Modulation de l’attention par contexte social passif

Social presence effects in the Stroop task: further evidence for an attentional view of social facilitation.

J Pers Soc Psychol . 1999;77 (5) :1011-25

Résumé

In contrast with R. B. Zajonc's (1965) classic view about social facilitation-inhibition (SFI) effects, it was found that the presence of relatively unpredictable audiences and forced social comparison with a slightly superior coactor both facilitated performance in the Stroop task while inhibiting automatic verbal processing. Not only do these findings reveal that social presence can help inhibit the emission of dominant responses, providing further support for an attentional view of SFI effects, but they also demonstrate the power of social situations over what has been thought to be invariant automatic processing.
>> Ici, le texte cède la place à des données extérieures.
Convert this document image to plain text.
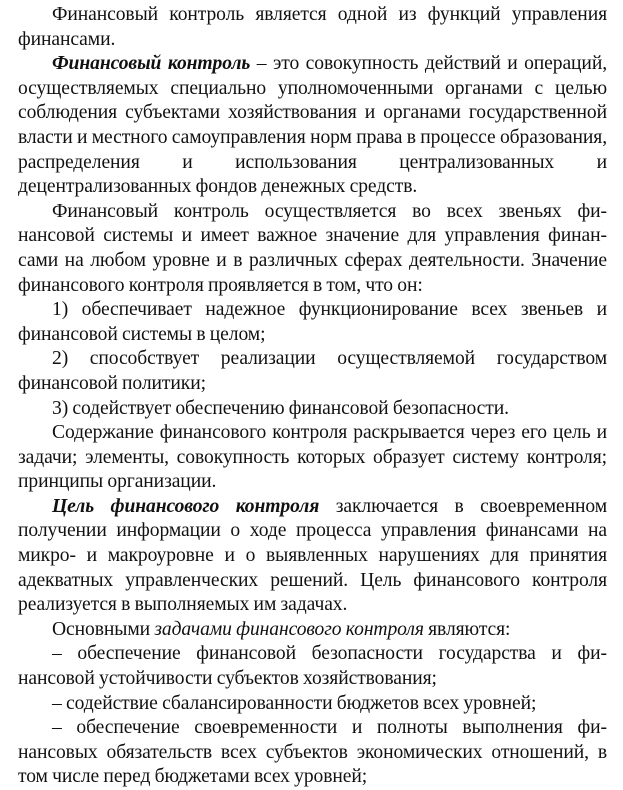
Финансовый контроль является одной из функций управления финансами.

Финансовый контроль – это совокупность действий и операций, осуществляемых специально уполномоченными органами с целью соблюдения субъектами хозяйствования и органами государственной власти и местного самоуправления норм права в процессе образования, распределения и использования централизованных и децентрализованных фондов денежных средств.

Финансовый контроль осуществляется во всех звеньях финансовой системы и имеет важное значение для управления финансами на любом уровне и в различных сферах деятельности. Значение финансового контроля проявляется в том, что он:

1) обеспечивает надежное функционирование всех звеньев и финансовой системы в целом;

2) способствует реализации осуществляемой государством финансовой политики;

3) содействует обеспечению финансовой безопасности.

Содержание финансового контроля раскрывается через его цель и задачи; элементы, совокупность которых образует систему контроля; принципы организации.

Цель финансового контроля заключается в своевременном получении информации о ходе процесса управления финансами на микро- и макроуровне и о выявленных нарушениях для принятия адекватных управленческих решений. Цель финансового контроля реализуется в выполняемых им задачах.

Основными задачами финансового контроля являются:

– обеспечение финансовой безопасности государства и финансовой устойчивости субъектов хозяйствования;

– содействие сбалансированности бюджетов всех уровней;

– обеспечение своевременности и полноты выполнения финансовых обязательств всех субъектов экономических отношений, в том числе перед бюджетами всех уровней;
As such, they are inconsistent with the view reiterated in more than 500 articles on Stroop interference over the past 60 years and suggest that more attention should be paid to the situations in which cognition takes place.

Hypothèses

Contrairement à la théorie classique (qui dit que la présence des autres augmente l'anxiété et pousse aux réponses automatiques), la présence sociale aide en réalité à focaliser son attention et à mieux inhiber les distractions automatiques.

Cet effet de focalisation attentionnelle est encore plus fort si l'observateur est perçu comme imprévisible, ou si le participant se compare à quelqu'un de légèrement plus fort que lui (coaction).

Population

Des étudiants universitaires français (répartis en plusieurs groupes selon les différentes expériences de l'article).

Variables

Variables Indépendantes : Le contexte social (Seul vs Face à un public passif prévisible vs Face à un public passif imprévisible vs En coaction avec un partenaire plus fort ou moins fort).
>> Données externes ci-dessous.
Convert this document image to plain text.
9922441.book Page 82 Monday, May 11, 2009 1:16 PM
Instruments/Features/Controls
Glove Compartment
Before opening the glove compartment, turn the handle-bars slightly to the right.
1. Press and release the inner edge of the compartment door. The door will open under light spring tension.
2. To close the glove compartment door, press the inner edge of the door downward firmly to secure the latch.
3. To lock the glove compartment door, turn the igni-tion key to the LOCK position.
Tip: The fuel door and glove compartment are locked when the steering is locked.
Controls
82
Variables Dependanties : Le score d'interférence au test de Stroop (temps de réaction pour nommer la couleur d'un mot écrit dans une autre couleur) et le score de mémorisation surprise des mots à la fin.

Protocole utilisé

Expérience en laboratoire sur ordinateur :
Condition Contrôle : Le participant passe le test de Stroop classique complètement seul dans la pièce.

Condition "Audience" : Un ou plusieurs observateurs entrent. Dans la version imprévisible, l'observateur se positionne de manière à regarder l'écran et le participant de façon aléatoire, sans que le sujet puisse anticiper son comportement.

Condition "Coaction" : Le participant fait le test juste à côté d'un autre étudiant (un complice). On manipule la comparaison sociale : via un faux pré-test, on fait croire au participant que son voisin est soit légèrement meilleur (comparaison ascendante), soit moins bon (comparaison descendante) que lui.

Tâche finale : Juste après le Stroop, les chercheurs lancent un test de mémoire surprise (reconnaissance des mots).

Outils de mesure

Chronométrage précis des temps de réaction (en millisecondes) sur ordinateur.

Taux d'erreurs au test de Stroop.

Score de mémoire (reconnaissance des mots textuels).

Résultats principaux

La présence d'un public imprévisible ou d'un partenaire légèrement plus fort diminue l'interférence de Stroop (les sujets deviennent meilleurs et plus rapides pour ignorer le piège du mot).

En contrepartie, ces mêmes participants réussissent beaucoup moins bien le test de mémoire surprise : ils ont presque totalement "effacé" les mots de leur esprit.

Conclusions des auteurs

La présence sociale agit comme un puissant filtre attentionnel (l'hypothèse de l'utilisation des indices de Easterbrook). La présence d'autrui pousse le cerveau à rétrécir son focus attentionnel sur ce qui est strictement nécessaire à la tâche (la couleur) et à éliminer totalement les stimuli périphériques automatiques (la lecture du mot).

Limites

L'effet dépend énormément du type de présence : si l'audience est totalement prévisible ou si le partenaire de coaction est perçu comme "trop" inférieur, l'effet de facilitation cognitive disparaît.

L'étude se limite à une tâche de laboratoire très artificielle (le Stroop) ; reste à savoir si ce rétrécissement de l'attention est bénéfique dans la vraie vie sur des tâches complexes qui demandent, au contraire, une attention large.